2024 / 4 – From Fieldwork to Theory. Edited by Anna Shtarbanova, Ivaylo Parvanov

The issue is dedicated to the 90th anniversary of Prof. Anna Ilieva, D. Sc. and reflects the thematic scope of the National Round Table “From Fieldwork to Theory – Contemporary Scholarly Paradigms in Bulgarian Ethno-Choreology”, held in October 2023.

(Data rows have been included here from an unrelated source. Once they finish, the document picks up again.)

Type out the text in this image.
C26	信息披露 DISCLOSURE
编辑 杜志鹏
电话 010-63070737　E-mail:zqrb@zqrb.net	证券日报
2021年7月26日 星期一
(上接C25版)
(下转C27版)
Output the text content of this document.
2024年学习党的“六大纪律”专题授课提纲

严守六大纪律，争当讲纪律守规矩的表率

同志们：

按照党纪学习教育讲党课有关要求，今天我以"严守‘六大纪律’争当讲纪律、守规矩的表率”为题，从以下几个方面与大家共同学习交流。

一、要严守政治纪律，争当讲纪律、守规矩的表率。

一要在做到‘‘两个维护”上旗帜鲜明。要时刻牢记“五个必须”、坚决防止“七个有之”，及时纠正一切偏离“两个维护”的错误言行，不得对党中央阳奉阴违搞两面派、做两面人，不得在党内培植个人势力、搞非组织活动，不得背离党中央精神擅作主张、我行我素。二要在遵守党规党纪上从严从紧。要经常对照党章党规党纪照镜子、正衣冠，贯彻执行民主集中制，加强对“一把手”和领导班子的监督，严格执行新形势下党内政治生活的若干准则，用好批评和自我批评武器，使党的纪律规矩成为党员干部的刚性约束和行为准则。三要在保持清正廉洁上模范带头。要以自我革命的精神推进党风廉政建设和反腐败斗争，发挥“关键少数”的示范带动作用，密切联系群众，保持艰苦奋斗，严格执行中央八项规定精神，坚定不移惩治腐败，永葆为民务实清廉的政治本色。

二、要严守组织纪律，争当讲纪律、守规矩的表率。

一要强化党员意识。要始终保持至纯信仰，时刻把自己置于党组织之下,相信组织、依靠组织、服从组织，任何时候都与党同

The articles seem quite different in nature, but actually present a wide variety of original ways in which the authors re-read certain aspects of Prof. Ilieva’s numerous contributions. The issue offers an insight into the ways the traditional dances and plays are documented by using kinestenography – a special dance writing system created by Rayna Katsarova and further developed by Anna Ilieva. Fieldwork observations and analytical thoughts on the traditional dance lexica and its contemporary interpretations are presented also within the theoretical paradigm of Prof. Ilieva. The ethnomusicological scholarly contributions by Prof. Ilieva are reviewed including her studies “Musical and Folkloristic Investigations in the Region of Svoge” (1964) and “The Bulgarian Folk Dances and Their Music” (1971). Rayna Katsarova’s substantial contributions for the description of the content and function of the folk dances of the Bulgarians in Bessarabia are outlined while analyzing archival fieldwork data from her expedition to Ukraine and Moldova in 1958. The ritual of Mevlid is presented as an important religious practice in the system of the local calendar and family rites, as well as an expression of the local identity of the Bulgarian Muslims in the town of Madan. On the intersection of folklore and the present, the life and the artistic development of the composer, kaval player and director Zhivko Zhelev is traced.